Однако рояль очень вовремя перестал колыхаться, и я осталась лежать в опасной близости к краю, к вздымающемуся океану, который хотел утянуть меня в свою пучину и поглотить меня навсегда. Я вскинула голову и поняла, что это не кит, а корабль, подобного которому я никогда еще в жизни не видела. У китов не могло быть двигателей, они не могли быть сделаны из стали, и на боках у них не могло быть номеров. До меня сквозь толщу воды донесся сначала рев и рокот двигателей, потом грубые голоса перекликающихся мужчин. Они уже выбрались на поверхность судна, человек с полдюжины, и несли небольшой плот. Его спустили на воду и погребли ко мне. Когда они доплыли до рояля, один из них осторожно перебрался на глянцевую крышку. Потом, опустившись на четвереньки, пополз ко мне.
Уже почти подобравшись, он протянул мне руку со словами:
– Ist gut. Freund. Друг. Kommen Sie mit. Komm. – Я отпрянула от него. – Gnädiges Fräulein. Вы идет, ja? Mit mir, in das Boot. Komm. Bitte. Komm. – Он был добрый человек. Я поняла это по его голосу, по выражению глаз. Он не мог сделать мне ничего плохого. – Ich heisse Wilhelm. Ваш имя, маленький леди, ihre Name?[10]

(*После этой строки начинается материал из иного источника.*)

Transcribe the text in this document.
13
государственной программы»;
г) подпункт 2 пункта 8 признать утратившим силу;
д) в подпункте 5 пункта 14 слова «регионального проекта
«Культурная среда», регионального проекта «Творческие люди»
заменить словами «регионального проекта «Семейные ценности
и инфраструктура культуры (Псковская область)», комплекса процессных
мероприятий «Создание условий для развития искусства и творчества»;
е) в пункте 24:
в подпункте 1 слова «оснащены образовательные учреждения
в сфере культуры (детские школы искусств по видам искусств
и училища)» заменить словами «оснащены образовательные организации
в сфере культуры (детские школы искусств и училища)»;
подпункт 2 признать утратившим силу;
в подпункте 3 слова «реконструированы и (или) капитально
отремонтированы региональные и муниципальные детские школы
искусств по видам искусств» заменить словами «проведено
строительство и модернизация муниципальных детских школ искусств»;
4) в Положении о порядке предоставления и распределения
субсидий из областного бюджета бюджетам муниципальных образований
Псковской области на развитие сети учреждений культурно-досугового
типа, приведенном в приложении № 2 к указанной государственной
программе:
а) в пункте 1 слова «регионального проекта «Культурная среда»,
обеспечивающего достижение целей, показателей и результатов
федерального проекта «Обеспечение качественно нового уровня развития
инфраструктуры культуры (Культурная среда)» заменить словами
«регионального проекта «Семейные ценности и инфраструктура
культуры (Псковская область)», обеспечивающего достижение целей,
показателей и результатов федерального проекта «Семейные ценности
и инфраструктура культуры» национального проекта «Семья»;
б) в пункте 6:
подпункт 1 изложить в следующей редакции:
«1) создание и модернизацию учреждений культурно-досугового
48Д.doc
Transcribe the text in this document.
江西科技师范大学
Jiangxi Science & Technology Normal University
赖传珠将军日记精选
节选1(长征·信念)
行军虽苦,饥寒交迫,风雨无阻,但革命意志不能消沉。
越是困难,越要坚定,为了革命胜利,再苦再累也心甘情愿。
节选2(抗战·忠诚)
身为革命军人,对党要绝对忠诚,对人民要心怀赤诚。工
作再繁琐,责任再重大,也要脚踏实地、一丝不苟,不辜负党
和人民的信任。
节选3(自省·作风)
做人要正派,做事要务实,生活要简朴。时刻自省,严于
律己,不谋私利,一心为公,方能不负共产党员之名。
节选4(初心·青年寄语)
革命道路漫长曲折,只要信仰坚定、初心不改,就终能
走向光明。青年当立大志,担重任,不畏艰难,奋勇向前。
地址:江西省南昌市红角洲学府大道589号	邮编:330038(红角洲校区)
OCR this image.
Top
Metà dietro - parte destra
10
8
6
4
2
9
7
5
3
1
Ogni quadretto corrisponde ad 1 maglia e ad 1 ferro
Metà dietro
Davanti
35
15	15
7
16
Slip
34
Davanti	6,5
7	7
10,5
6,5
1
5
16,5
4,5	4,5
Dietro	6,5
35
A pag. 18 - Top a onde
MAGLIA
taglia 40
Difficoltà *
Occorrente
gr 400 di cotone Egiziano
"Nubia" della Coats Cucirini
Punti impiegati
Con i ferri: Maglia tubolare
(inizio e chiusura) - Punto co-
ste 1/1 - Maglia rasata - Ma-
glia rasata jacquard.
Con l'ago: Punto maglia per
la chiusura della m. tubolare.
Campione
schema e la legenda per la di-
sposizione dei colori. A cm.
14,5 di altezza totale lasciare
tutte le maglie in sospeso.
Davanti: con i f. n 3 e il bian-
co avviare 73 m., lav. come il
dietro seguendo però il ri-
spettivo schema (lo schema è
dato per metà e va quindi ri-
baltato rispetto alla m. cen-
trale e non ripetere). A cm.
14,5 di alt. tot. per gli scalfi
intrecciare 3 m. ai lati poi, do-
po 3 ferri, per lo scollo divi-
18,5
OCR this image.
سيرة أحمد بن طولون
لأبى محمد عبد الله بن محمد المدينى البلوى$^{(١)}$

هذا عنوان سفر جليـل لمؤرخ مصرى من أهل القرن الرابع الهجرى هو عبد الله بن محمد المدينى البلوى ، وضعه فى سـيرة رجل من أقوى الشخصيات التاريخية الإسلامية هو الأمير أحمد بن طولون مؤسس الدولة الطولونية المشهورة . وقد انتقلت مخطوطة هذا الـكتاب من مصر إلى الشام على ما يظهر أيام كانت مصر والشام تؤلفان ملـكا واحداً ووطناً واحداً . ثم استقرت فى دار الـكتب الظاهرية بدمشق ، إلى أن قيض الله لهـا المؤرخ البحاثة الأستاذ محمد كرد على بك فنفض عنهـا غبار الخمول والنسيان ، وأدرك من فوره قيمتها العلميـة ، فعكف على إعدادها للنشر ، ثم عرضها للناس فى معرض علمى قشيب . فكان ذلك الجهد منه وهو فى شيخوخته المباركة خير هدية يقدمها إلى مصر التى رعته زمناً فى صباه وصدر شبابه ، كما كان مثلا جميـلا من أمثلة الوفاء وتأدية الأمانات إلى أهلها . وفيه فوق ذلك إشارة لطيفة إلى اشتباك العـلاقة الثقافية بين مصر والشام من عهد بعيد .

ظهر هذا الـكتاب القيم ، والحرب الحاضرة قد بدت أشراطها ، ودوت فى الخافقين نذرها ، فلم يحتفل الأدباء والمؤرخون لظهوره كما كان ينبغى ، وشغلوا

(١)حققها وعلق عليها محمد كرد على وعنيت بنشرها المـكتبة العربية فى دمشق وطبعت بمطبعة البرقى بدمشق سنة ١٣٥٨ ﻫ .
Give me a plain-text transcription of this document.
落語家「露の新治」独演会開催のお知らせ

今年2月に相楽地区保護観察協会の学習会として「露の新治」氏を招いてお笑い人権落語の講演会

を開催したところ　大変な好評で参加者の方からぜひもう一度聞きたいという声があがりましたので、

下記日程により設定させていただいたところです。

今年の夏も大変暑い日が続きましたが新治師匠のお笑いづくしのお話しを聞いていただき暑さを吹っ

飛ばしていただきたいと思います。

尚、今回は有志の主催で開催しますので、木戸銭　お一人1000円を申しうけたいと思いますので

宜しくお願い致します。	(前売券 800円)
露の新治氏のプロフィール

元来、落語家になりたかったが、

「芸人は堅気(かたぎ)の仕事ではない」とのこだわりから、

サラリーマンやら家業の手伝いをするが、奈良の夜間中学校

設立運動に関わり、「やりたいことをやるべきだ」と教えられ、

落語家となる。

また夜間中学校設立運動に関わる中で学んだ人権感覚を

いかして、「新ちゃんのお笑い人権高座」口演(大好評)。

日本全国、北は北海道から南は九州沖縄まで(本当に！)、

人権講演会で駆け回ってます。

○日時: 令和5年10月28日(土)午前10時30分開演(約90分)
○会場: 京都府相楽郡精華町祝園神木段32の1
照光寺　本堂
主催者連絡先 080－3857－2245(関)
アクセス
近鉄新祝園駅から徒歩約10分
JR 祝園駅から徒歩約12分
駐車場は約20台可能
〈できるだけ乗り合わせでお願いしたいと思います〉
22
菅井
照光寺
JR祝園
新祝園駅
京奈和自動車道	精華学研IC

Я понимала, но ничего не могла ответить, потому что не знала, как меня зовут. Я попыталась заговорить. Я хотела сказать ему, что не знаю, не помню моего имени, что я вообще ничего не помню. Снова и снова я пыталась заговорить, сказать ему, что не могу ничего вспомнить. Но когда я открывала рот, у меня ничего не получалось. Я больше не могла вымолвить ни слова.
Глава восемнадцатая
Вот вам за «Лузитанию»!
Архипелаг Силли. Октябрь 1915 года
Доктор Кроу предупреждал их. Они понимали, что неприятностей не миновать. Они прекрасно знали, до чего несносны некоторые из здешних жителей. Но ни слова доктора, ни собственное их воображение оказались не способны подготовить Уиткрофтов к волне гнева и возмущения, которую подняла не только на Брайере, но и на всех окрестных островах эта новость. Люси Потеряшка – немка. Не просто ведь так на одеяле, с которым ее нашли, было вышито имя «Вильгельм». Других доказательств людям не потребовалось. Люси Потеряшка была паршивой колбасницей.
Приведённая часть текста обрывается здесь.